Quatrième dimension (La) (1983)

La quatrième dimension, le film

Réalisé par John Landis, Steven Spielberg, George Miller, Joe Dante

Avec Albert Brooks, Vic Morrow, John Larroquette
Pays:  États-Unis
Genres : Drame, Fantastique, Horreur, Science Fiction, Film à sketches
Durée : 1 h 41 min
Année de production : 1983
8/10

Film à sketchs composé de quatre segments réalisé par Landis, Spielberg, Dante et Miller. Dans ce genre de films à sketchs, on est souvent confronté à des inégalités entre chaque partie, là on a de la chance on a aucun mauvais segment mais en contre partie on a de très bons épisodes qui se détachent des autres. Déjà fan de la série Histoires Fantastiques dont beaucoup de réalisateurs de renoms ont participé (d’ailleurs quand ils veulent pour la saison 2 en DVD), ici on est sensiblement sur le même produit que ce soit sur la qualité, le genre mais aussi la durée. Sans savoir quel réalisateur avait réalisé quel segment, j’ai fais un sans-faute retrouvant chaque réalisateur à son film, leur pattes est bien marqué sur chacun des remakes énoncé ci-dessous.
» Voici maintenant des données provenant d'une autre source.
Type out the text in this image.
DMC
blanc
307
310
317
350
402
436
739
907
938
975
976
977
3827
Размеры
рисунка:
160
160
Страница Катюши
Aucun acteur n’est lié à tous les épisodes excepté la quatrième dimension.

Dès le prologue avec Dan Aykroyd on est captivé. Avançant sur une route sombre, les deux compères s’amusent à se faire peur, et c’est nous qui en subissons les conséquences, le rebondissement est aussi drôle qu’étonnant. Nous voilà face au générique génial repris sur l’idée de la série.
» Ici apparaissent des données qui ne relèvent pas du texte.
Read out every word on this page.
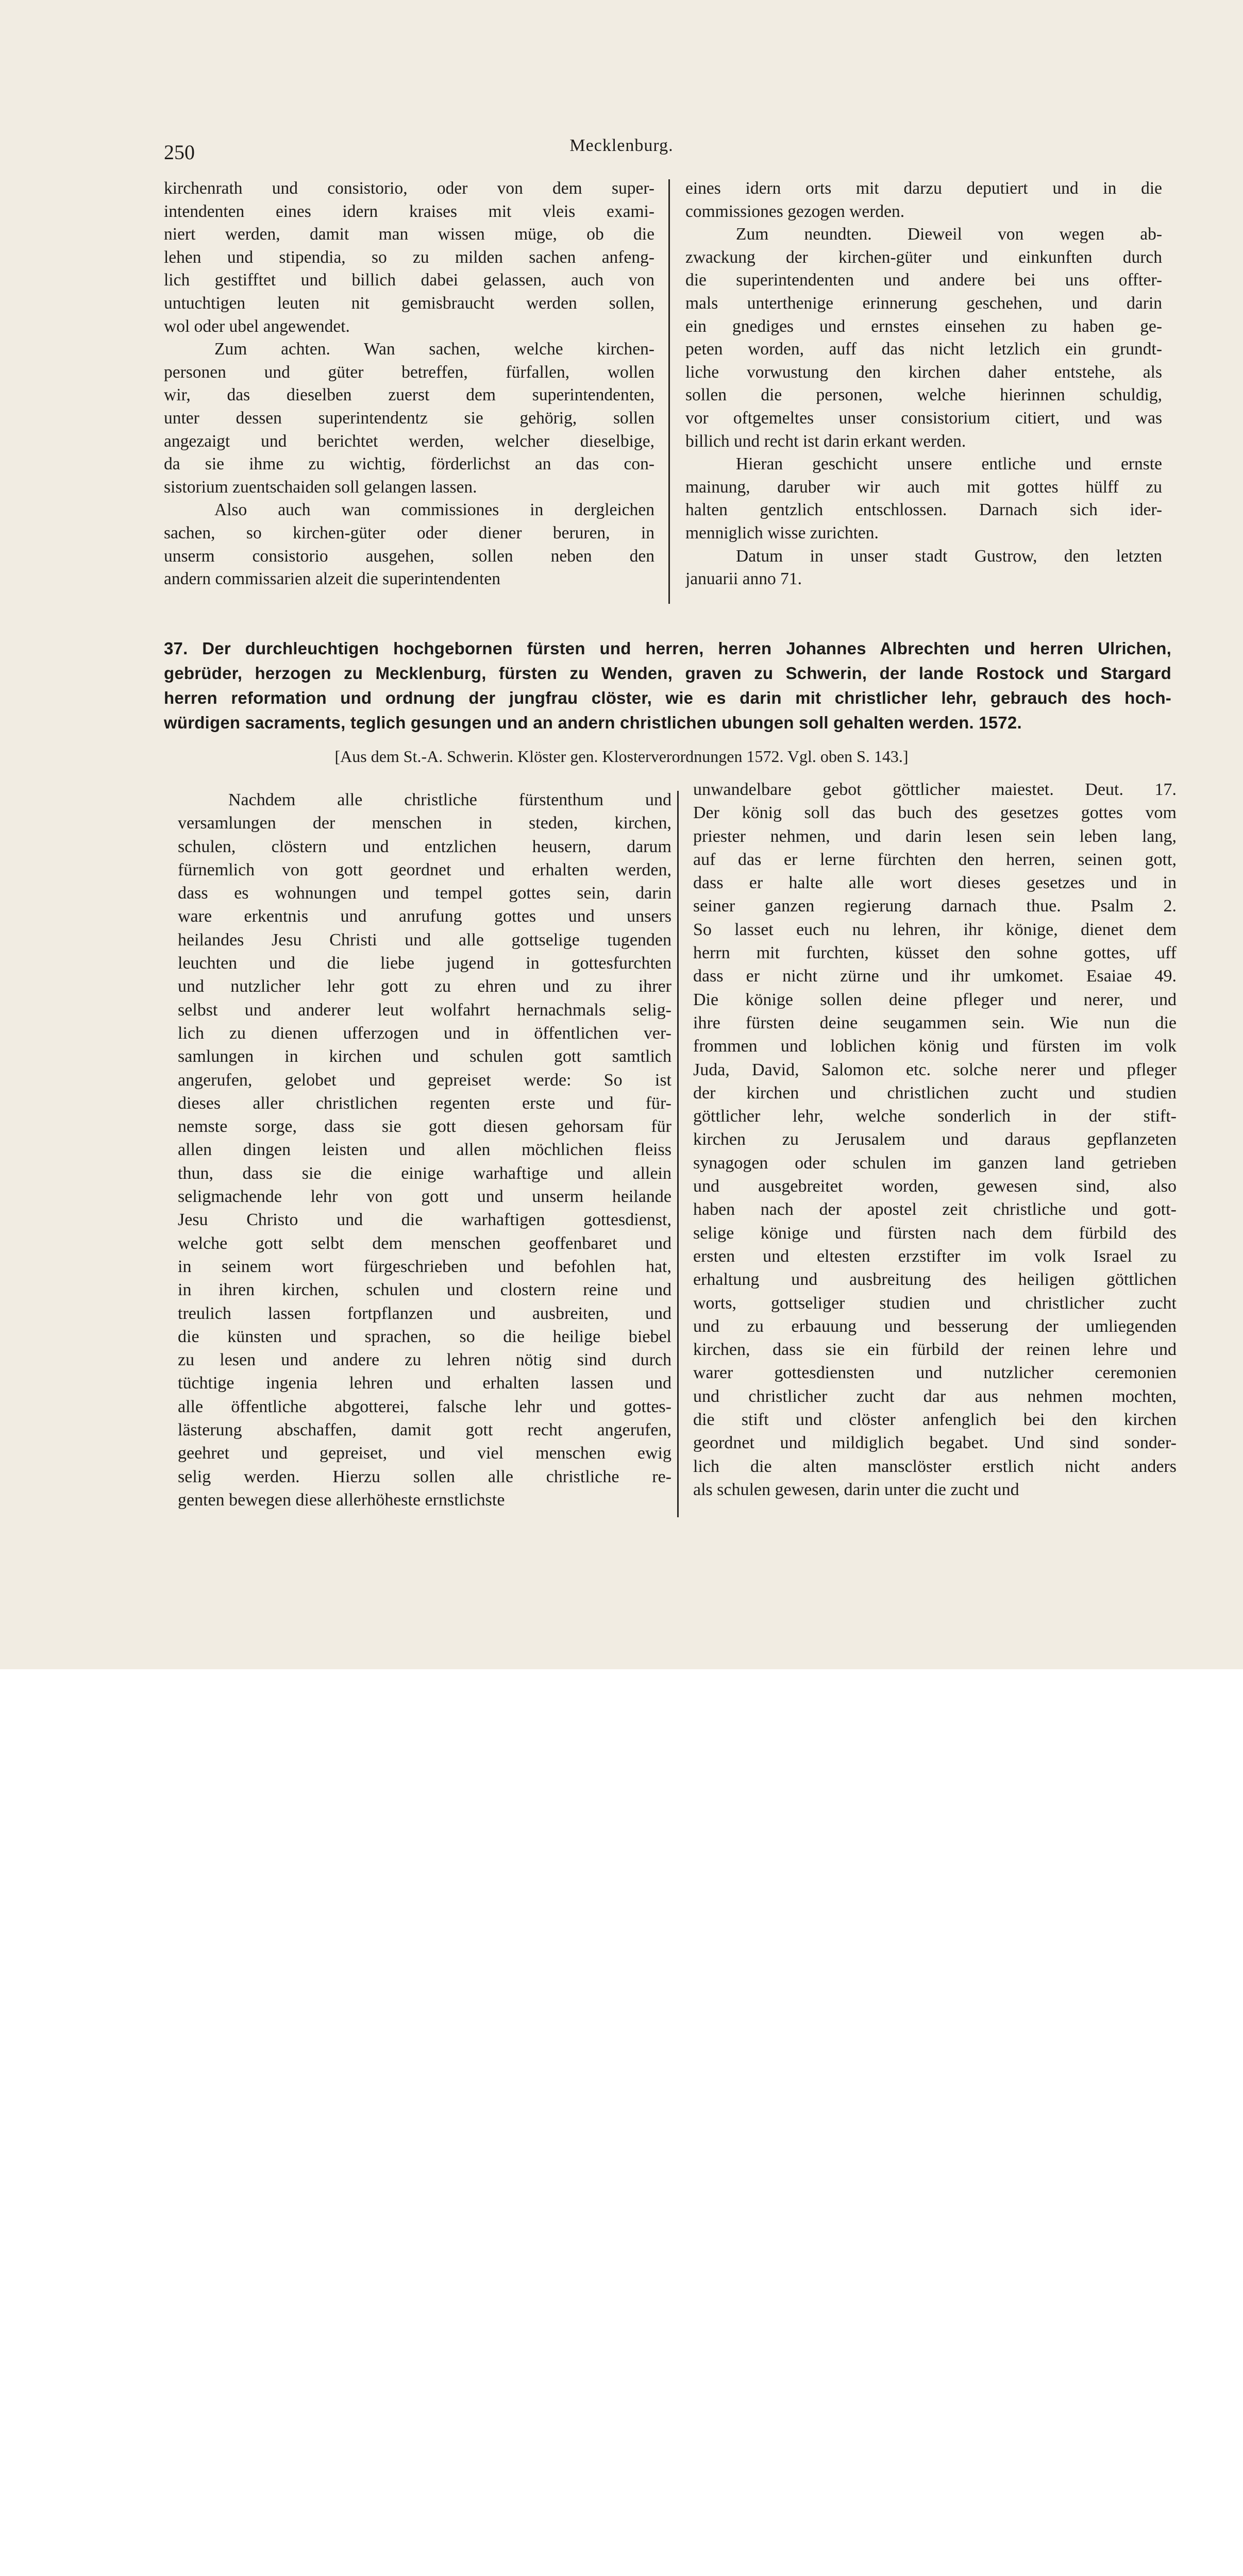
250	Mecklenburg.
kirchenrath und consistorio, oder von dem super-
intendenten eines idern kraises mit vleis exami-
niert werden, damit man wissen müge, ob die
lehen und stipendia, so zu milden sachen anfeng-
lich gestifftet und billich dabei gelassen, auch von
untuchtigen leuten nit gemisbraucht werden sollen,
wol oder ubel angewendet.
Zum achten. Wan sachen, welche kirchen-
personen und güter betreffen, fürfallen, wollen
wir, das dieselben zuerst dem superintendenten,
unter dessen superintendentz sie gehörig, sollen
angezaigt und berichtet werden, welcher dieselbige,
da sie ihme zu wichtig, förderlichst an das con-
sistorium zuentschaiden soll gelangen lassen.
Also auch wan commissiones in dergleichen
sachen, so kirchen-güter oder diener beruren, in
unserm consistorio ausgehen, sollen neben den
andern commissarien alzeit die superintendenten
eines idern orts mit darzu deputiert und in die
commissiones gezogen werden.
Zum neundten. Dieweil von wegen ab-
zwackung der kirchen-güter und einkunften durch
die superintendenten und andere bei uns offter-
mals unterthenige erinnerung geschehen, und darin
ein gnediges und ernstes einsehen zu haben ge-
peten worden, auff das nicht letzlich ein grundt-
liche vorwustung den kirchen daher entstehe, als
sollen die personen, welche hierinnen schuldig,
vor oftgemeltes unser consistorium citiert, und was
billich und recht ist darin erkant werden.
Hieran geschicht unsere entliche und ernste
mainung, daruber wir auch mit gottes hülff zu
halten gentzlich entschlossen. Darnach sich ider-
menniglich wisse zurichten.
Datum in unser stadt Gustrow, den letzten
januarii anno 71.
37. Der durchleuchtigen hochgebornen fürsten und herren, herren Johannes Albrechten und herren Ulrichen,
gebrüder, herzogen zu Mecklenburg, fürsten zu Wenden, graven zu Schwerin, der lande Rostock und Stargard
herren reformation und ordnung der jungfrau clöster, wie es darin mit christlicher lehr, gebrauch des hoch-
würdigen sacraments, teglich gesungen und an andern christlichen ubungen soll gehalten werden. 1572.
[Aus dem St.-A. Schwerin. Klöster gen. Klosterverordnungen 1572. Vgl. oben S. 143.]
Nachdem alle christliche fürstenthum und
versamlungen der menschen in steden, kirchen,
schulen, clöstern und entzlichen heusern, darum
fürnemlich von gott geordnet und erhalten werden,
dass es wohnungen und tempel gottes sein, darin
ware erkentnis und anrufung gottes und unsers
heilandes Jesu Christi und alle gottselige tugenden
leuchten und die liebe jugend in gottesfurchten
und nutzlicher lehr gott zu ehren und zu ihrer
selbst und anderer leut wolfahrt hernachmals selig-
lich zu dienen ufferzogen und in öffentlichen ver-
samlungen in kirchen und schulen gott samtlich
angerufen, gelobet und gepreiset werde: So ist
dieses aller christlichen regenten erste und für-
nemste sorge, dass sie gott diesen gehorsam für
allen dingen leisten und allen möchlichen fleiss
thun, dass sie die einige warhaftige und allein
seligmachende lehr von gott und unserm heilande
Jesu Christo und die warhaftigen gottesdienst,
welche gott selbt dem menschen geoffenbaret und
in seinem wort fürgeschrieben und befohlen hat,
in ihren kirchen, schulen und clostern reine und
treulich lassen fortpflanzen und ausbreiten, und
die künsten und sprachen, so die heilige biebel
zu lesen und andere zu lehren nötig sind durch
tüchtige ingenia lehren und erhalten lassen und
alle öffentliche abgotterei, falsche lehr und gottes-
lästerung abschaffen, damit gott recht angerufen,
geehret und gepreiset, und viel menschen ewig
selig werden. Hierzu sollen alle christliche re-
genten bewegen diese allerhöheste ernstlichste
unwandelbare gebot göttlicher maiestet. Deut. 17.
Der könig soll das buch des gesetzes gottes vom
priester nehmen, und darin lesen sein leben lang,
auf das er lerne fürchten den herren, seinen gott,
dass er halte alle wort dieses gesetzes und in
seiner ganzen regierung darnach thue. Psalm 2.
So lasset euch nu lehren, ihr könige, dienet dem
herrn mit furchten, küsset den sohne gottes, uff
dass er nicht zürne und ihr umkomet. Esaiae 49.
Die könige sollen deine pfleger und nerer, und
ihre fürsten deine seugammen sein. Wie nun die
frommen und loblichen könig und fürsten im volk
Juda, David, Salomon etc. solche nerer und pfleger
der kirchen und christlichen zucht und studien
göttlicher lehr, welche sonderlich in der stift-
kirchen zu Jerusalem und daraus gepflanzeten
synagogen oder schulen im ganzen land getrieben
und ausgebreitet worden, gewesen sind, also
haben nach der apostel zeit christliche und gott-
selige könige und fürsten nach dem fürbild des
ersten und eltesten erzstifter im volk Israel zu
erhaltung und ausbreitung des heiligen göttlichen
worts, gottseliger studien und christlicher zucht
und zu erbauung und besserung der umliegenden
kirchen, dass sie ein fürbild der reinen lehre und
warer gottesdiensten und nutzlicher ceremonien
und christlicher zucht dar aus nehmen mochten,
die stift und clöster anfenglich bei den kirchen
geordnet und mildiglich begabet. Und sind sonder-
lich die alten mansclöster erstlich nicht anders
als schulen gewesen, darin unter die zucht und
Remake de l’épisode La Grandeur du pardon (John Landis): Le coté fantastique est le moins prononcé ici, même si existant. Face à un homme profondément raciste, celui-ci va vite payer de sa personne en étant projeté dans une dimension « Code Quantum ». Ça pointe fortement la bêtise humaine face au racisme qu’on les hommes entre eux. On passera d’un monde nazi, au KKK sans oublier les Viet. Cet épisode malheureusement sera noirci à l’époque par la mort de deux gamins engagé illégalement et de l’acteur principal. 7/10

Remake de l’épisode Jeux d’enfants (Steven Spielberg): Le segment le plus faible. C’est gentil, c’est mignon, la musique prouve qu’on est dans un monde fantastique familiale de chez Spielberg. L’équipe de retraité qui s’amuse face à leurs vieillissantes apparences nous montre que finalement cette finalité peut trouver un espoir de jeunesse, mais ça c’est dans le monde fantastique de Twilight zone. Ce n’est pas désagréable, la morale est mignonne, mais Spielberg a été plus inspiré dans le genre. On est face à de l’émouvant au détriment du fantastique, mais ça permet aussi de fluctuer avec les deux prochains épisodes plus impressionnants. 6/10

Remake de l’épisode C’est une belle vie (Joe Dante): Au début on ne sait pas dans quelle dimension on va partir. Ce gosse mignon qui se retrouve avec sa famille aux allures trop bizarre, on essaye de comprendre ce qu’il cloche. Et on est rapidement mis au pas face à cette famille pas comme les autres. D’ailleurs le tonton est très bon dans son rôle où il accentue toutes ses émotions. L’institutrice va se rappeler de son petit accident qu’elle a eu avec ce gosse en vélo! La réalisation est brillante. Que ce soit les scènes cartoonesque ou la magnifique scène de confrontation tourbillonnante entre le gosse et l’instit’ dans ce brouillard léger. Magnifique! 9/10

Remake de l’épisode Cauchemar à 20000 pieds (George Miller): La folie! Plongé dans l’angoisse de John Lithgow dans un avion qui affronte les orages, on est totalement en osmose avec lui. On est rapidement mis dans le bain, on ne cherche pas à nous préserver. La sueur lui goutte sur le front, on est captivé par ce qu’il croit voir. La réalisation est tonique, jamais on nous laisse souffler. Tout est amené pour accentuer la claustrophobie face à une bestiole qui semble grignoter l’avion. Est-il fou, seule la fin nous le dira. Paranoïa nous voilà. 9.5/10

Enfin l’épilogue reprenant Dan Aykroyd et mêlant le dernier segment est juste ce qu’il fallait pour conclure ce film.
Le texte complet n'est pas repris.